Assessing Algorithmic Versus Generative AI Pricing Tools
Law360, 2024
Companies rely on pricing algorithms to optimize prices at speeds and capacities that humans cannot match. Typical pricing algorithms often require advanced technical expertise and are expensive to develop, thus placing small firms at a disadvantage. However, the advent of generative AI models such as large language models (LLMs) has opened a new era in the field of algorithmic pricing. Trained on large volumes of data, LLMs can perform a wide variety of tasks, including the design of pricing recommendations far more cheaply than traditional algorithmic tools. In their article “Assessing Algorithmic Versus Generative AI Pricing Tools,” published on Law360, academic affiliate Maxime Cohen, Principal Jimmy Royer, and Manager Tim Spittle explore what’s different – and what’s not – about relying on LLMs to price products or services.
In their article, the authors provide background information on typical pricing algorithms, including why many companies use them and the various types on the market.
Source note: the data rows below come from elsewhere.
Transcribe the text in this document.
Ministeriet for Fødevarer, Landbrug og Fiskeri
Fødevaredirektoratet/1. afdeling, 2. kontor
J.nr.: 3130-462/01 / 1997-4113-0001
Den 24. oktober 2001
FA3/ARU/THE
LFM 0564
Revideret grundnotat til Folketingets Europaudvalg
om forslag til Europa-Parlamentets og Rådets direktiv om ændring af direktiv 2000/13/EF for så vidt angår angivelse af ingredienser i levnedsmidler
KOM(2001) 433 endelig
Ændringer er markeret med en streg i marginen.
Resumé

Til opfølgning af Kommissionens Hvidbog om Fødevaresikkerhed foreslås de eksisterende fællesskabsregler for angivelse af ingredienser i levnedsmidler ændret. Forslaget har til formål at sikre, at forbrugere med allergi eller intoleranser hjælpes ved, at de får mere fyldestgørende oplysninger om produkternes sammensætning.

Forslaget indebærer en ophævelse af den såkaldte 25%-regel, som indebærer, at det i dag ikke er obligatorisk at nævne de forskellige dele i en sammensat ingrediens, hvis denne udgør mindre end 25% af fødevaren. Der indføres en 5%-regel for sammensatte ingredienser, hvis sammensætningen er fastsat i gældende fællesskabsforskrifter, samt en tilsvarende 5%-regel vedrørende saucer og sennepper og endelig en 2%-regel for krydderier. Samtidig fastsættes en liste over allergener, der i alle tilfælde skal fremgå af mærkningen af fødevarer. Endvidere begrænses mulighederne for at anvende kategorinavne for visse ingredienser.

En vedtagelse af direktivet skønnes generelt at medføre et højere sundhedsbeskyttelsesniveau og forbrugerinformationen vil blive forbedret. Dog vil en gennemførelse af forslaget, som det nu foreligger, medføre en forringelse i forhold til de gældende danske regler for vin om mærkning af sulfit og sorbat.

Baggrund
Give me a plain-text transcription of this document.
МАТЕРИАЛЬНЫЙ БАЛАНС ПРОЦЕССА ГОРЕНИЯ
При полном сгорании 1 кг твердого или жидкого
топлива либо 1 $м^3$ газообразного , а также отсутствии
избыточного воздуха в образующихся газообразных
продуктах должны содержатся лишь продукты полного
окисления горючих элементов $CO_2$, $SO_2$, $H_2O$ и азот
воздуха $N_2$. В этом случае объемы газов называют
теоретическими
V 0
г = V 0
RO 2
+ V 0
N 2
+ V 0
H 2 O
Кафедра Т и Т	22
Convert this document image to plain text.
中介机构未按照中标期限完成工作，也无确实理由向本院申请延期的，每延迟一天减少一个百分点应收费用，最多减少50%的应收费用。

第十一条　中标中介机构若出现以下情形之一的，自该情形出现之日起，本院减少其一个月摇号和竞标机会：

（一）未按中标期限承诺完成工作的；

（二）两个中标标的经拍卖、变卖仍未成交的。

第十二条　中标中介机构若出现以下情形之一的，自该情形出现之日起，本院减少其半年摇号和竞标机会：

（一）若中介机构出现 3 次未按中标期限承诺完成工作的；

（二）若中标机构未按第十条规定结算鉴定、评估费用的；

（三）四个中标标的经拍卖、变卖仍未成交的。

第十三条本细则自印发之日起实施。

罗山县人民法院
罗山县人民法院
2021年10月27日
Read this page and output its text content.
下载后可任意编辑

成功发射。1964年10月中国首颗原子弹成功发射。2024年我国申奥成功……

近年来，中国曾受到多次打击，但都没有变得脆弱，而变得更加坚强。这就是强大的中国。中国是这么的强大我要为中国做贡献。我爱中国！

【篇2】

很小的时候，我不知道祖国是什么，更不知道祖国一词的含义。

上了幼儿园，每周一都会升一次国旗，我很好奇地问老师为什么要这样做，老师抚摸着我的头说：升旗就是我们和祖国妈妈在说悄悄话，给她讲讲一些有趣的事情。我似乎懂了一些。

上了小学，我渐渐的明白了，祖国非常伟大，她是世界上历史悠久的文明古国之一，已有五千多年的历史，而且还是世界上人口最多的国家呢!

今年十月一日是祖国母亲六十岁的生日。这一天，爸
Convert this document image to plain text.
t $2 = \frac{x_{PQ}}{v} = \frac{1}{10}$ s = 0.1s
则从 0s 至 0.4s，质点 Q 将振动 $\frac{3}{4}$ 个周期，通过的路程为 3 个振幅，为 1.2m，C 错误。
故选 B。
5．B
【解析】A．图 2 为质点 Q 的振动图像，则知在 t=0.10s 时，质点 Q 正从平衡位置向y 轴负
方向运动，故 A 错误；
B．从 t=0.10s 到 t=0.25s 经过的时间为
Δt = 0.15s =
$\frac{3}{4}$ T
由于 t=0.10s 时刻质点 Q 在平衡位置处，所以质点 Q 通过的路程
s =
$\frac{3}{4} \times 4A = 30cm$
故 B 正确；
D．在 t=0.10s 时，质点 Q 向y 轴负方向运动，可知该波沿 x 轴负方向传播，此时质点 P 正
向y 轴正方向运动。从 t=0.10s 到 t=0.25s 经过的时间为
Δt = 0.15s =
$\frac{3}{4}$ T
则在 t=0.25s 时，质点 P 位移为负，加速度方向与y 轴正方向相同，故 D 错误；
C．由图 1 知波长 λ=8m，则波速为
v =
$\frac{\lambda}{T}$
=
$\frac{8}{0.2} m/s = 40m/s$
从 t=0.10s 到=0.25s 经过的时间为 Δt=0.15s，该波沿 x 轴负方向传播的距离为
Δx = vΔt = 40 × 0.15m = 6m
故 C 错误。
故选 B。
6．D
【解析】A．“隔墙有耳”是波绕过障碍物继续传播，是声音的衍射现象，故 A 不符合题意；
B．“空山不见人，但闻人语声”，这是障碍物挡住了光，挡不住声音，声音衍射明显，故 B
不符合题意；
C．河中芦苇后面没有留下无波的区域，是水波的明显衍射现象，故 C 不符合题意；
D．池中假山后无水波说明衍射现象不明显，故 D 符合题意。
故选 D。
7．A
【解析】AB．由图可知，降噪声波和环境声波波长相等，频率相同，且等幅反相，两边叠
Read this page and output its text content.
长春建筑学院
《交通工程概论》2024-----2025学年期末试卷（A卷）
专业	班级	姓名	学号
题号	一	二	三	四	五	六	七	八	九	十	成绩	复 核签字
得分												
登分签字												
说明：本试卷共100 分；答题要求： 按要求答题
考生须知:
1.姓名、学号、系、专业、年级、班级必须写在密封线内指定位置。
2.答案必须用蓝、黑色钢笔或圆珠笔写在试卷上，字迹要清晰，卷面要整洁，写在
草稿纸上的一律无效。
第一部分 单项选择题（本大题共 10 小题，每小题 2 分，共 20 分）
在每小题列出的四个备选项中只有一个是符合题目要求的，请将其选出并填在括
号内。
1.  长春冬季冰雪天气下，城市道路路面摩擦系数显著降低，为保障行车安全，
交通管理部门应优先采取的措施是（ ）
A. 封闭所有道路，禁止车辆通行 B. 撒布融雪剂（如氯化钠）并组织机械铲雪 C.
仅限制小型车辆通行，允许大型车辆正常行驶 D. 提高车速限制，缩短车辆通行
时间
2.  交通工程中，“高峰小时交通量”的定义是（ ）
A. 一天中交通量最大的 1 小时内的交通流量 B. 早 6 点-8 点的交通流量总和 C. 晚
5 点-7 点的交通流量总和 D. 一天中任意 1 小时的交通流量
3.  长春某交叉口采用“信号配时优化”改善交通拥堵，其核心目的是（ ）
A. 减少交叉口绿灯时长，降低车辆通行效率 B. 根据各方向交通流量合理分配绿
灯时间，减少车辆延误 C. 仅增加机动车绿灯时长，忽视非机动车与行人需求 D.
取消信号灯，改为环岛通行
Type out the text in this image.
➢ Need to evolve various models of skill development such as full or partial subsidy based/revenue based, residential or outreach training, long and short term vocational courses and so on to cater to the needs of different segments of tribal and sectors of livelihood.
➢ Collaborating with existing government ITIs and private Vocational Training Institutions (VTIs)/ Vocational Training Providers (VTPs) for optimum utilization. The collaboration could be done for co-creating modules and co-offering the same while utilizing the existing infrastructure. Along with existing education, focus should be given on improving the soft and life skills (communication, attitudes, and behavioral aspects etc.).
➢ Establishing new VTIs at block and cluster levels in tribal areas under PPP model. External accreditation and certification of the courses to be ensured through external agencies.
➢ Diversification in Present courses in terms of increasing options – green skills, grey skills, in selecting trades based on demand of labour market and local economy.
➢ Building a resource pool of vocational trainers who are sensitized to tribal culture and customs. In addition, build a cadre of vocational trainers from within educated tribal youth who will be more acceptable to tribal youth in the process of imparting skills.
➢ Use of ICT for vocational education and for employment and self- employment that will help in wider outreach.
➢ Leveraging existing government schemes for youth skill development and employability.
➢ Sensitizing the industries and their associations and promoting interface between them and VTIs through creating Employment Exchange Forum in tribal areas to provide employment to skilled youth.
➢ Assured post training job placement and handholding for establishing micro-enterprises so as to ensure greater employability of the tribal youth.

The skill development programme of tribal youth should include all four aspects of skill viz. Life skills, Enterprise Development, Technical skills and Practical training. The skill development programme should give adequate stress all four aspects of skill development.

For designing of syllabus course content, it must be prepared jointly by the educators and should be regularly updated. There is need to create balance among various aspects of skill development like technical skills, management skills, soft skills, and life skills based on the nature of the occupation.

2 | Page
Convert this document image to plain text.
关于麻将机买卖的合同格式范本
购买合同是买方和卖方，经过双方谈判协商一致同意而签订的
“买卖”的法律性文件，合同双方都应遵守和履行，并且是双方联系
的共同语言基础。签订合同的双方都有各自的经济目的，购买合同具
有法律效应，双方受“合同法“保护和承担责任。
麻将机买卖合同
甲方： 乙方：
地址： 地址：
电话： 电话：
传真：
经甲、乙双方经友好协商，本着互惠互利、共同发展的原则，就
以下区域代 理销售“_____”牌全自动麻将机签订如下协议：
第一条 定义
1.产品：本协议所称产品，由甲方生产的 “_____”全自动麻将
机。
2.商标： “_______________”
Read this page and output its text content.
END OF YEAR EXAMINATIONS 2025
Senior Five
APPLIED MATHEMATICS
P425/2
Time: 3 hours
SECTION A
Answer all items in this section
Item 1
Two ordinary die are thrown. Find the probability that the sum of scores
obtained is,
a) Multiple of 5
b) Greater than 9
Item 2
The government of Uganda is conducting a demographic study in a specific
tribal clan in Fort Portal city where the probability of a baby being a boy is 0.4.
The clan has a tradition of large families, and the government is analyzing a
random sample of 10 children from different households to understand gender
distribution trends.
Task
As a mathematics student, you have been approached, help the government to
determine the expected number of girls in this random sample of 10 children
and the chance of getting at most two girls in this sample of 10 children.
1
They describe how LLMs operate, how they increase access to data-driven pricing recommendations, and why pricing differentiation may be driven by a user’s ability to craft a high-quality prompt. The authors also analyze differences between typical algorithmic pricing tools and LLMs in terms of licensing and deployment, input and data, and risks and advantages. They note that, similar to typical algorithmic pricing tools, the use of these tools for pricing is likely to come under increased regulatory scrutiny. Professor Cohen, Dr. Royer, and Mr. Spittle conclude by opining that LLMs offer an affordable and effective way for small firms to design pricing recommendations, which may increase competitiveness in markets in which gathering pricing intelligence is otherwise difficult or prohibitively expensive.